Christ it is about goddamn fucking time that Congress did something to overturn the Supreme Court’s decision in the Ledbetter case. I’m not going to go into the details of this, so read the Court’s finding if you want the details. Suffice to say, the Court’s narrow 5-4 decision struck a serious blow against equal pay for women, and what do you know, it was Alito, one of Bush’s appointees, who wrote the majority opinion.
On Friday, however, Congress voted to pass two laws that effectively overturned the Court’s decision in the Ledbetter case and made it harder for employers to pay women less for performing similar jobs as men do. However, the New York Times story I linked to suffers from the same syndrome that all mainstream reporting on Congressional activity do: it never even once actually tells you the bill number of the legislations passed, and nor does it provide links to those legislations on THOMAS.
But bagging on the New York Times is neither here nor there, so I’m going to provide the links to those legislation. H.R. 11 is the House resolution that essentially overturned the Supreme Court’s decision, and H.R. 12 is the House resolution that makes it harder to employers to pay women less for performing the same jobs as men do. Furthermore, what the New York Times story fails to mention is that those two legislations are considered under a special rules package, House Resolution 5, which stated that once H.R. 12 is passed, its text will be added to H.R. 11.
Why is knowing these procedural information important? Because institutions cannot function without rules, and rules to a large extent dictate what could or could not happen. Institutional rules, in other words, have a huge influence on the outcomes of the process. So if you know the rules, you can predict, with a fair degree of accuracy, what can or cannot happen with a certain legislation. And believe me, Congress fights tooth and nail over what rules are adopted for this very same reason.

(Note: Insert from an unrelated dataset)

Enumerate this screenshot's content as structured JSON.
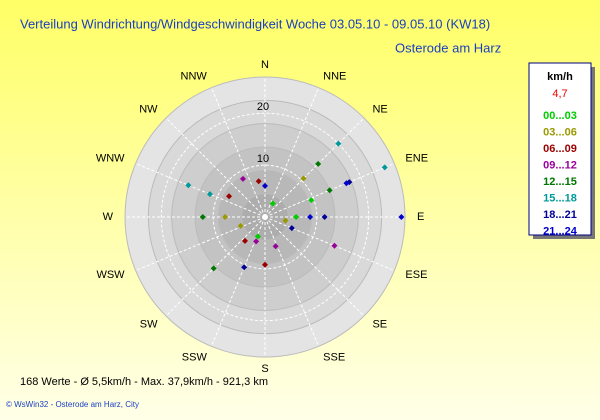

Too bad the mainstream media never picks up on the importance of rules, and time and time again it fails to do its civic duty by informing citizens the sheer importance of rules. Oh well.
A prima facie examination of the connection between special interests and voting behavior, courtesty of Maplight.org (discliamer: I used to intern for them and I honestly believe they are performing an absolutely essentially function for the public) comes down to what I would expect: on average, special interests opposed to this bill gave on average $131,395 for members of Congress who voted against the bill and $71,655 to those who voted for it. Special interest favoring the bill gave on average $112,376 to each Member who voted for the bill and $6,611 to those who voted against it.
Of course, I’m not making any kind of causal claim here, but even this crude data should tell us something about how this bill will fare in the Senate, also known as the place where good bills go to die. If you notice, there is a huge disparity between how much each Member received for voting against special interests. Those interests who did not support the bill’s passage more than 10 times as much to members who voted againsted their interests, compared to how much special interests who did support the bill gave to their opposition.
What can we infer from this? First, as the data shows, the special interests who opposed the bill’s passage are overwhelmingly business-oriented interests. And historically, these type of interests have always had more money to gave than just about every other special interests. We can make sense of the data by thinking about cost constraints: because business interests have much more money to give, they can afford to give more to everyone, including those members of Congress who voted against them in this instance. This way, they are essentially paying to make sure that they are good terms with everyone, something that the other side is clearly not able to do.
Thus, when this bill goes to the Senate, you can expect special interests opposed to this bill can and will give much more than their counter-parts to Senators. And since money gets you access, these interests will have more and better access. So what does this translate into: either a watered-down version of the bill that loses much of its bite, or the bill in its original form will not get the 60 votes required for cloture. But given the current political climate, the first option is more likely.